The retired U.S. Coast Guard cutter Bramble (WLB-392), a WWII-era veteran of the Bikini tests and the historic 1957 voyage through the Northwest Passage left federal service in 2003. She then spent a quiet life as a museum ship in Port Huron, Michigan for years.

Then, in 2018 she was sold to a man who wanted to repeat the famous five-month trek of the U.S. Coast Guard Cutters Storis, SPAR and Bramble, along with the crew of the Canadian icebreaker HMCS Labrador from May to September of 1957.

He even hired a documentary film crew to cover the whole thing with the name “Bramble Reborn” 

The bad part is, Bramble’s new owner ran out of funds, and the ship was seized for debts run up with the Epic Shipyard in Mobile, Alabama and other creditors.

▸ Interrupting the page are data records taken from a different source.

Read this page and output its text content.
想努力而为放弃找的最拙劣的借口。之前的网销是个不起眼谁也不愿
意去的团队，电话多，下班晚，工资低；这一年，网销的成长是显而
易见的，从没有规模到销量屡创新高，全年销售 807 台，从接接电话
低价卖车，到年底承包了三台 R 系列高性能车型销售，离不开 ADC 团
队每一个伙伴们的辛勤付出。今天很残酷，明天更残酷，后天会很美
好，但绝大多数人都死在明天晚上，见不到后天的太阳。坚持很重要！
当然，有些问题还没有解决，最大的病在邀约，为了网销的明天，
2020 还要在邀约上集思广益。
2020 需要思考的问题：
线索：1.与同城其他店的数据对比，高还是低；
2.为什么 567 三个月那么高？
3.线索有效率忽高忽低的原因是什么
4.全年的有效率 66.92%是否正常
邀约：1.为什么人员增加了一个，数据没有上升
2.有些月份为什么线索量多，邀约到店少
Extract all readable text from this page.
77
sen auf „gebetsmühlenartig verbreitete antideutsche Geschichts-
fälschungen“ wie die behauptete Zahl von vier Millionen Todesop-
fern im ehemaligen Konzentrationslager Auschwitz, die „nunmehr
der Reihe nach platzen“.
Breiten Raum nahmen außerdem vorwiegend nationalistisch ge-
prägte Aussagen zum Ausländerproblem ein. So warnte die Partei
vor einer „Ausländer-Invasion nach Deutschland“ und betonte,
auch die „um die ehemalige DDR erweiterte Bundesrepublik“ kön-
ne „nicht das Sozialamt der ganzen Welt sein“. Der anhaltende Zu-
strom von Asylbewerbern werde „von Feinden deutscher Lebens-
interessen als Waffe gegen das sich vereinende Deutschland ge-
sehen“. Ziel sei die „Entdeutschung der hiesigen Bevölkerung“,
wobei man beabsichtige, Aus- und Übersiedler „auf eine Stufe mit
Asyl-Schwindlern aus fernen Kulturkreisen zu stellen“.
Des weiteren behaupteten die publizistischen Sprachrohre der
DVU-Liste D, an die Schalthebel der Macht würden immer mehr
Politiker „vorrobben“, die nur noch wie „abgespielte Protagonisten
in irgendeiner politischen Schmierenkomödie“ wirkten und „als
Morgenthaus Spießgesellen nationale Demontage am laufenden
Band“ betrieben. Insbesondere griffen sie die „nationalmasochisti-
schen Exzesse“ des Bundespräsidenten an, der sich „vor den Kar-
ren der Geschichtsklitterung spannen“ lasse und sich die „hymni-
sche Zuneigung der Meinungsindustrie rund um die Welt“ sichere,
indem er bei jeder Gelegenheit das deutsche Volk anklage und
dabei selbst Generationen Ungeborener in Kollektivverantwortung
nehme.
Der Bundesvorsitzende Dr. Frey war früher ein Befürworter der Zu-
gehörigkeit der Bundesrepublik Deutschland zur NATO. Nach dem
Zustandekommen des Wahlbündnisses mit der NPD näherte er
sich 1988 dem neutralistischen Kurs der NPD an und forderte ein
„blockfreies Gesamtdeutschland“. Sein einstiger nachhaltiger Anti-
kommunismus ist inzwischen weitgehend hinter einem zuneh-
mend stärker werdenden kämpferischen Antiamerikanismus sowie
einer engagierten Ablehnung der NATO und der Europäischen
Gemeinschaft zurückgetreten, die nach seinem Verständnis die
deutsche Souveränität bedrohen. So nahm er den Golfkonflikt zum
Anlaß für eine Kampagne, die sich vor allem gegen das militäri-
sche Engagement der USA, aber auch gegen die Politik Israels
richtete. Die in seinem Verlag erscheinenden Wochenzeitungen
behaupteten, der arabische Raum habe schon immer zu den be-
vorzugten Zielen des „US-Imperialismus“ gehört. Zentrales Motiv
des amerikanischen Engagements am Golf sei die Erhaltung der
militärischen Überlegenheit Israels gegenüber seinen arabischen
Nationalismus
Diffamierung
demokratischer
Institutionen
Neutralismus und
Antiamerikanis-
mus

She was sold at public auction for $80,000 on Wednesday, her future unknown.

Tragically, the U.S. Coast Guard Historian’soffice had put the ship’s 1944-dated bell in safekeeping when she was decommissioned in 2003 and only returned it to the museum in 2014. Now, it may be gone, along with the vessel, for good.

B-427

The LA Times reports that the former Soviet SSK B-427, which has been part of three different maritime museums since she was decommissioned in 1994 and is currently docked adjacent to the Queen Mary in Long Beach, “is expected to be sold soon to an anonymous buyer, with plans to remove the rusting sub by mid-May. The 48-year-old Russian Foxtrot-class submarine, known as the Scorpion, had hosted paying visitors for 17 years before it fell into such disrepair that it became infested with raccoons and was closed to the public in 2015.”

Oregon relics

Battleship Oregon in the Willamette River in Oregon, 20 April 1941, after she was, ironically, preserved whole as a museum ship since 1925. 

In a (possibly) bright spot, the 20-foot-high smokestacks of the old USS Oregon (Battleship No. 3) have been stored on private property for nearly a decade at the Zidell Yards in South Waterfront. An effort is being made to install them in Portland’s Tom McCall Waterfront Park, where the Spanish-American War/Great War vessel’s mast has stood since 1956. However, the plan seems to be faltering.

A proposed design for adding the USS Oregon’s smokestacks to its memorial (which currently features just the mast) at Portland’s Tom McCall Waterfront Park. (Courtesy of Oregon Maritime Museum)

Hopefully, they will find a home there. If not, they too could go to the scrapper.